Therese manages a grocery warehouse that encourages volume shopping on the part of its customers. Therese has discovered that on any given​ weekday, ​95% of the customer sales amount to more than​ $100. That​ is, any given sale on such a day has a probability of .9 of being for more than​ $100. (Actually, the conditional probabilities throughout the day would change​ slightly, depending on earlier​ sales, but this effect would be negligible for the first several sales of the​ day, so we can treat them as​ independent.) Find the probability of the following event. Exactly one of the first three sales on Wednesday is for more than​ $100

Answer 1

To find the probability of exactly one of the first three sales on a weekday being for more than $100 when the probability of such a sale is 95%, we use the binomial distribution formula. The calculation results in a probability of 0.7125%.

Step-by-step explanation:

The question asks to find the probability that exactly one of the first three sales on a given weekday is for more than $100, given that any sale on such a day has a probability of 0.95 of being for more than $100.

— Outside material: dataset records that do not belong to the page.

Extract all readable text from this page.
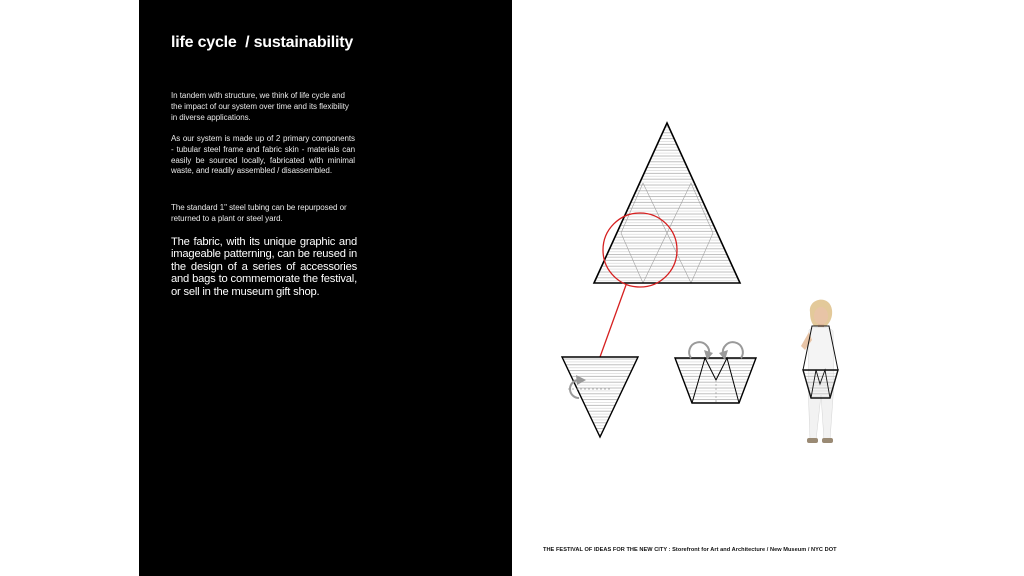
life cycle  / sustainability
In tandem with structure, we think of life cycle and the impact of our system over time and its flexibility in diverse applications.
As our system is made up of 2 primary components - tubular steel frame and fabric skin - materials can easily be sourced locally, fabricated with minimal waste, and readily assembled / disassembled.
The standard 1" steel tubing can be repurposed or returned to a plant or steel yard.
The fabric, with its unique graphic and imageable patterning, can be reused in the design of a series of accessories and bags to commemorate the festival, or sell in the museum gift shop.
THE FESTIVAL OF IDEAS FOR THE NEW CITY : Storefront for Art and Architecture / New Museum / NYC DOT
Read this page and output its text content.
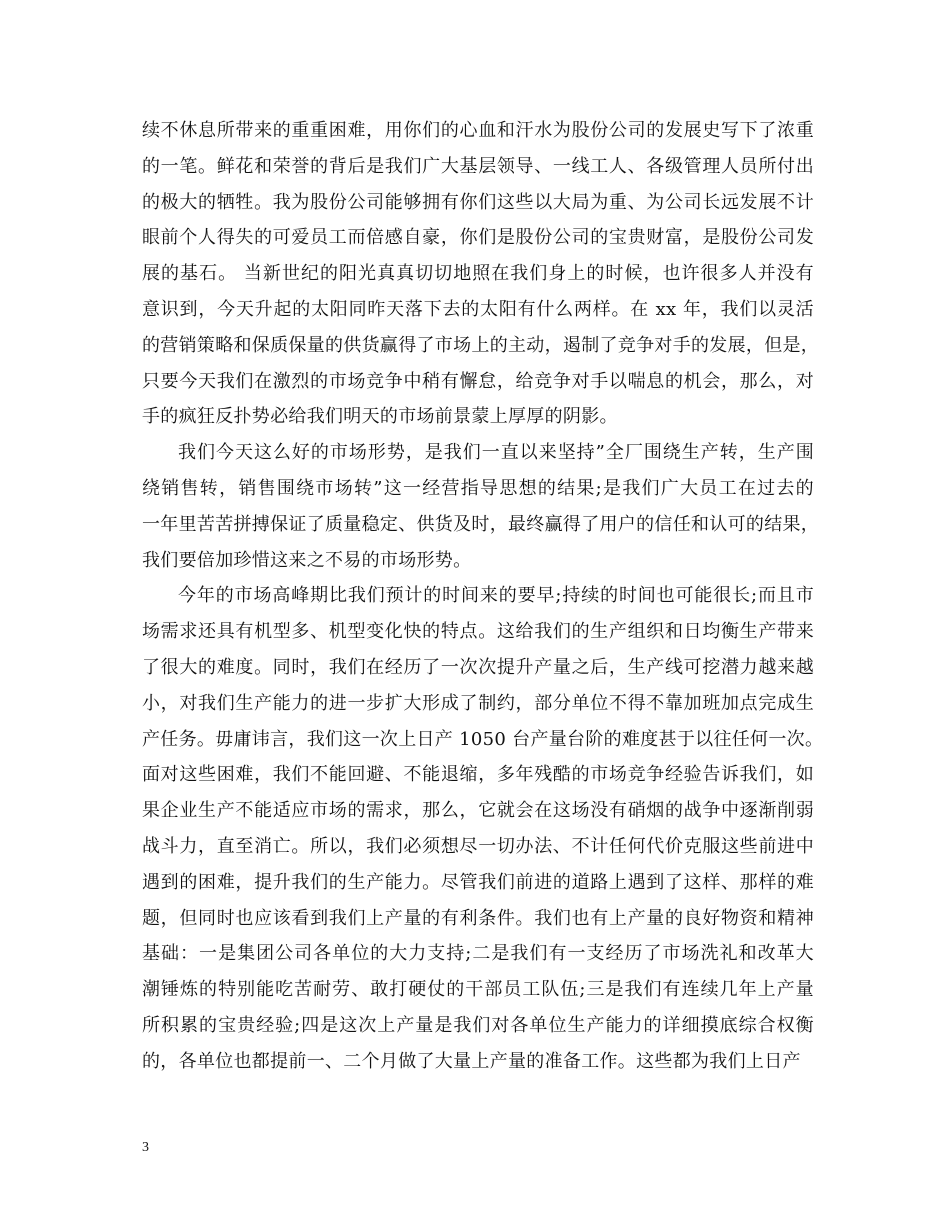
续不休息所带来的重重困难，用你们的心血和汗水为股份公司的发展史写下了浓重
的一笔。鲜花和荣誉的背后是我们广大基层领导、一线工人、各级管理人员所付出
的极大的牺牲。我为股份公司能够拥有你们这些以大局为重、为公司长远发展不计
眼前个人得失的可爱员工而倍感自豪，你们是股份公司的宝贵财富，是股份公司发
展的基石。 当新世纪的阳光真真切切地照在我们身上的时候，也许很多人并没有
意识到，今天升起的太阳同昨天落下去的太阳有什么两样。在 xx 年，我们以灵活
的营销策略和保质保量的供货赢得了市场上的主动，遏制了竞争对手的发展，但是，
只要今天我们在激烈的市场竞争中稍有懈怠，给竞争对手以喘息的机会，那么，对
手的疯狂反扑势必给我们明天的市场前景蒙上厚厚的阴影。
我们今天这么好的市场形势，是我们一直以来坚持”全厂围绕生产转，生产围
绕销售转，销售围绕市场转”这一经营指导思想的结果;是我们广大员工在过去的
一年里苦苦拼搏保证了质量稳定、供货及时，最终赢得了用户的信任和认可的结果，
我们要倍加珍惜这来之不易的市场形势。
今年的市场高峰期比我们预计的时间来的要早;持续的时间也可能很长;而且市
场需求还具有机型多、机型变化快的特点。这给我们的生产组织和日均衡生产带来
了很大的难度。同时，我们在经历了一次次提升产量之后，生产线可挖潜力越来越
小，对我们生产能力的进一步扩大形成了制约，部分单位不得不靠加班加点完成生
产任务。毋庸讳言，我们这一次上日产 1050 台产量台阶的难度甚于以往任何一次。
面对这些困难，我们不能回避、不能退缩，多年残酷的市场竞争经验告诉我们，如
果企业生产不能适应市场的需求，那么，它就会在这场没有硝烟的战争中逐渐削弱
战斗力，直至消亡。所以，我们必须想尽一切办法、不计任何代价克服这些前进中
遇到的困难，提升我们的生产能力。尽管我们前进的道路上遇到了这样、那样的难
题，但同时也应该看到我们上产量的有利条件。我们也有上产量的良好物资和精神
基础：一是集团公司各单位的大力支持;二是我们有一支经历了市场洗礼和改革大
潮锤炼的特别能吃苦耐劳、敢打硬仗的干部员工队伍;三是我们有连续几年上产量
所积累的宝贵经验;四是这次上产量是我们对各单位生产能力的详细摸底综合权衡
的，各单位也都提前一、二个月做了大量上产量的准备工作。这些都为我们上日产
3
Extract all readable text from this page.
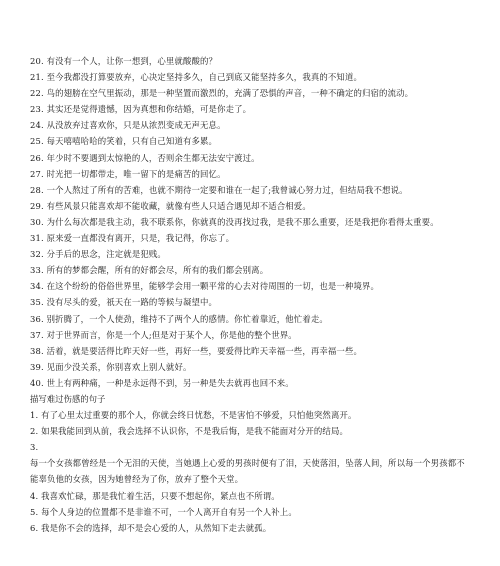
20. 有没有一个人，让你一想到，心里就酸酸的？

21. 至今我都没打算要放弃，心决定坚持多久，自己到底又能坚持多久，我真的不知道。

22. 鸟的翅膀在空气里振动，那是一种坚置而激烈的，充满了恐惧的声音，一种不确定的归宿的流动。

23. 其实还是觉得遗憾，因为真想和你结婚，可是你走了。

24. 从没放弃过喜欢你，只是从浓烈变成无声无息。

25. 每天嘻嘻哈哈的笑着，只有自己知道有多累。

26. 年少时不要遇到太惊艳的人，否则余生都无法安宁渡过。

27. 时光把一切都带走，唯一留下的是痛苦的回忆。

28. 一个人熬过了所有的苦难，也就不期待一定要和谁在一起了;我曾诚心努力过，但结局我不想说。

29. 有些风景只能喜欢却不能收藏，就像有些人只适合遇见却不适合相爱。

30. 为什么每次都是我主动，我不联系你，你就真的没再找过我，是我不那么重要，还是我把你看得太重要。

31. 原来爱一直都没有离开，只是，我记得，你忘了。

32. 分手后的思念，注定就是犯贱。

33. 所有的梦都会醒，所有的好都会尽，所有的我们都会别离。

34. 在这个纷纷的俗俗世界里，能够学会用一颗平常的心去对待周围的一切，也是一种境界。

35. 没有尽头的爱，祇天在一路的等候与凝望中。

36. 别折腾了，一个人使劲，维持不了两个人的感情。你忙着靠近，他忙着走。

37. 对于世界而言，你是一个人;但是对于某个人，你是他的整个世界。

38. 活着，就是要活得比昨天好一些，再好一些，要爱得比昨天幸福一些，再幸福一些。

39. 见面少没关系，你别喜欢上别人就好。

40. 世上有两种痛，一种是永远得不到，另一种是失去就再也回不来。

描写难过伤感的句子

1. 有了心里太过重要的那个人，你就会终日忧愁，不是害怕不够爱，只怕他突然离开。

2. 如果我能回到从前，我会选择不认识你，不是我后悔，是我不能面对分开的结局。

3.

每一个女孩都曾经是一个无泪的天使，当她遇上心爱的男孩时便有了泪，天使落泪，坠落人间，所以每一个男孩都不能辜负他的女孩，因为她曾经为了你，放弃了整个天堂。

4. 我喜欢忙碌，那是我忙着生活，只要不想起你，紧点也不所谓。

5. 每个人身边的位置都不是非谁不可，一个人离开自有另一个人补上。

6. 我是你不会的选择，却不是会心爱的人，从然知下走去就孤。
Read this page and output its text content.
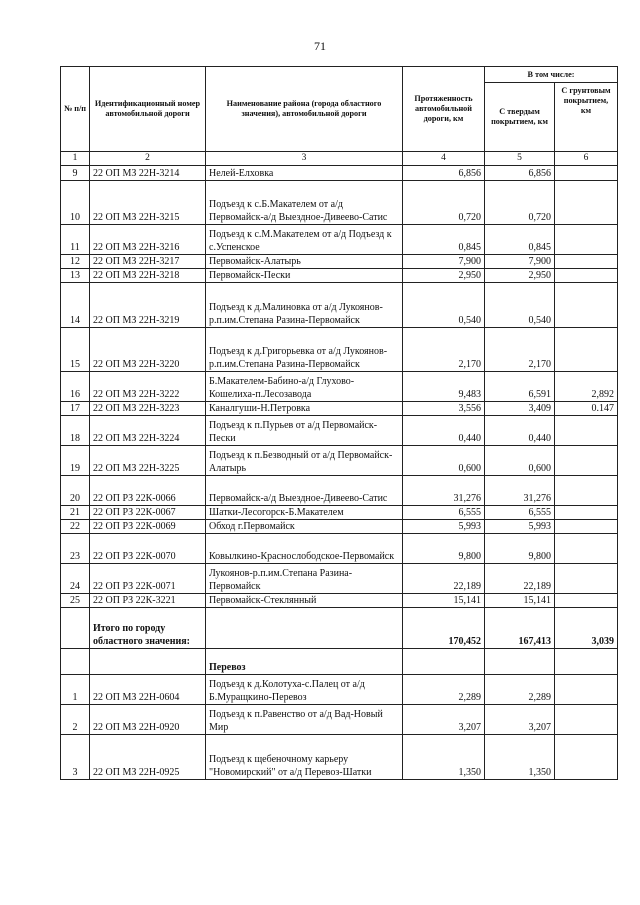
71
№ п/п	Идентификационный номер автомобильной дороги	Наименование района (города областного значения), автомобильной дороги	Протяженность автомобильной дороги, км	В том числе:	
				С твердым покрытием, км	С грунтовым покрытием, км
1	2	3	4	5	6
9	22 ОП МЗ 22Н-3214	Нелей-Елховка	6,856	6,856	
10	22 ОП МЗ 22Н-3215	Подъезд к с.Б.Макателем от а/д Первомайск-а/д Выездное-Дивеево-Сатис	0,720	0,720	
11	22 ОП МЗ 22Н-3216	Подъезд к с.М.Макателем от а/д Подъезд к с.Успенское	0,845	0,845	
12	22 ОП МЗ 22Н-3217	Первомайск-Алатырь	7,900	7,900	
13	22 ОП МЗ 22Н-3218	Первомайск-Пески	2,950	2,950	
14	22 ОП МЗ 22Н-3219	Подъезд к д.Малиновка от а/д Лукоянов-р.п.им.Степана Разина-Первомайск	0,540	0,540	
15	22 ОП МЗ 22Н-3220	Подъезд к д.Григорьевка от а/д Лукоянов-р.п.им.Степана Разина-Первомайск	2,170	2,170	
16	22 ОП МЗ 22Н-3222	Б.Макателем-Бабино-а/д Глухово-Кошелиха-п.Лесозавода	9,483	6,591	2,892
17	22 ОП МЗ 22Н-3223	Каналгуши-Н.Петровка	3,556	3,409	0.147
18	22 ОП МЗ 22Н-3224	Подъезд к п.Пурьев от а/д Первомайск-Пески	0,440	0,440	
19	22 ОП МЗ 22Н-3225	Подъезд к п.Безводный от а/д Первомайск-Алатырь	0,600	0,600	
20	22 ОП РЗ 22К-0066	Первомайск-а/д Выездное-Дивеево-Сатис	31,276	31,276	
21	22 ОП РЗ 22К-0067	Шатки-Лесогорск-Б.Макателем	6,555	6,555	
22	22 ОП РЗ 22К-0069	Обход г.Первомайск	5,993	5,993	
23	22 ОП РЗ 22К-0070	Ковылкино-Краснослободское-Первомайск	9,800	9,800	
24	22 ОП РЗ 22К-0071	Лукоянов-р.п.им.Степана Разина-Первомайск	22,189	22,189	
25	22 ОП РЗ 22К-3221	Первомайск-Стеклянный	15,141	15,141	
	Итого по городу областного значения:		170,452	167,413	3,039
		Перевоз			
1	22 ОП МЗ 22Н-0604	Подъезд к д.Колотуха-с.Палец от а/д Б.Муращкино-Перевоз	2,289	2,289	
2	22 ОП МЗ 22Н-0920	Подъезд к п.Равенство от а/д Вад-Новый Мир	3,207	3,207	
3	22 ОП МЗ 22Н-0925	Подъезд к щебеночному карьеру "Новомирский" от а/д Перевоз-Шатки	1,350	1,350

We can model each sale as a Bernoulli trial, where a success is a sale of more than $100. Because we want exactly one success (more than $100 sale) out of three trials (sales), we use the binomial probability formula:
P(X = k) = nCk * p^k * (1 - p)^(n - k)
where P(X = k) is the probability of k successes in n trials, nCk is the number of combinations of n items taken k at a time, p is the probability of success, and (1 - p) is the probability of failure.

In this case, k = 1 (one success), n = 3 (three trials), and p = 0.95 (probability of a sale being more than $100). The probability of failure (a sale of $100 or less) is therefore 1 - 0.95 = 0.05.

The calculation is as follows:
P(X = 1) = 3C1 * 0.95^1 * 0.05^2
= 3 * 0.95 * 0.0025
= 0.007125
The final probability is therefore 0.007125, or 0.7125%.